Stuck in this dire situation — and also facing religious persecution — the small Christian community in Gaza includes the small Gaza Baptist Church, which was started in 1954 by Southern Baptist missionaries. The only other two Christian churches in Gaza are a Greek Orthodox congregation and a Catholic congregation. In all, the Christian population in the Palestinian Territories is only about 0.2 percent of the population, while about 99 percent of Gazans are Muslims.

Massad, who grew up in Gaza, converted to the Baptist faith from his family’s Greek Orthodox tradition. In 1987, he became the first local to pastor the Gaza Baptist Church, which had previously been led by visiting pastors from Egypt or Lebanon who usually only stayed a few years. He stayed for 30 years — except for an absence for seminary education in the U.S. — but left after violence in 2007 that included attacks on the church’s building and the kidnapping, beating, and murder of a youth worker at the church who also managed Gaza’s only Christian bookstore.

Today, Massad lives in the U.S. and runs Christian Mission to Gaza, an effort that involves frequent trips back to the Middle East as he works in Jordan, Israel, and the Palestinian Territories. He recounted life and ministry in Gaza in his 2018 book Pastor from Gaza.

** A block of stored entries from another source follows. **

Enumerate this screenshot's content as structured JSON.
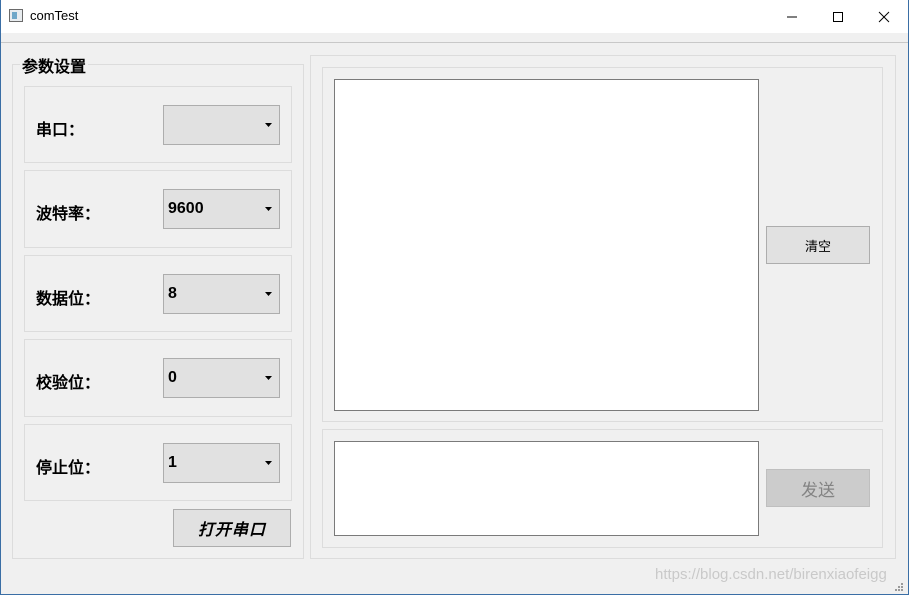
{
  "window": {
    "title": "comTest",
    "controls": {
      "minimize": "minimize",
      "maximize": "maximize",
      "close": "close"
    }
  },
  "settings": {
    "group_title": "参数设置",
    "rows": [
      {
        "label": "串口：",
        "value": ""
      },
      {
        "label": "波特率：",
        "value": "9600"
      },
      {
        "label": "数据位：",
        "value": "8"
      },
      {
        "label": "校验位：",
        "value": "0"
      },
      {
        "label": "停止位：",
        "value": "1"
      }
    ],
    "open_button": "打开串口"
  },
  "receive": {
    "clear_button": "清空",
    "text": ""
  },
  "send": {
    "send_button": "发送",
    "text": ""
  },
  "watermark": "https://blog.csdn.net/birenxiaofeigg",
  "colors": {
    "titlebar": "#ffffff",
    "background": "#f0f0f0",
    "button": "#e1e1e1",
    "button_disabled": "#cccccc",
    "frame_accent": "#3a6ea5"
  }
}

When asked about the current coronavirus situation, Massad told Word&Way that for “the coming Sundays [the government will] not allow people to meet in churches” as part of an attempt to reduce mass gatherings that spread coronavirus. Complicating the situation for the Gaza Baptist Church, which he noted is “very small,” is “without a pastor” because the pastor from Egypt “left a few weeks ago.” Massad added before the suspension of services, a couple of lay persons were “leading the service” each Sunday night.

Massad also mentioned the situation in Jordan, where he had been until returning to the U.S. on March 15, cutting his trip off early because of the coronavirus outbreak and before he had a chance on that trip to visit Gaza. With 268 people testing positive and five dead, Jordan’s rate of infection in its population is nearly identical to that in Palestine.

Massad said his ministry partners with a Jordanian church to assist about 900 families and about 4,000 individuals — mostly Iraqi Christians — who are refugees in that country. Although they were able to hold church services when he was there in early March, he said that is no longer possible as churches “are not allowed to meet in Jordan” as part of the coronavirus restrictions.

According to the Baptist World Alliance, there are 22 Baptist churches in Jordan with just over 1,300 members. In all, Christians account for about four percent of the country’s population, while about 95 percent of Jordanians are Muslims.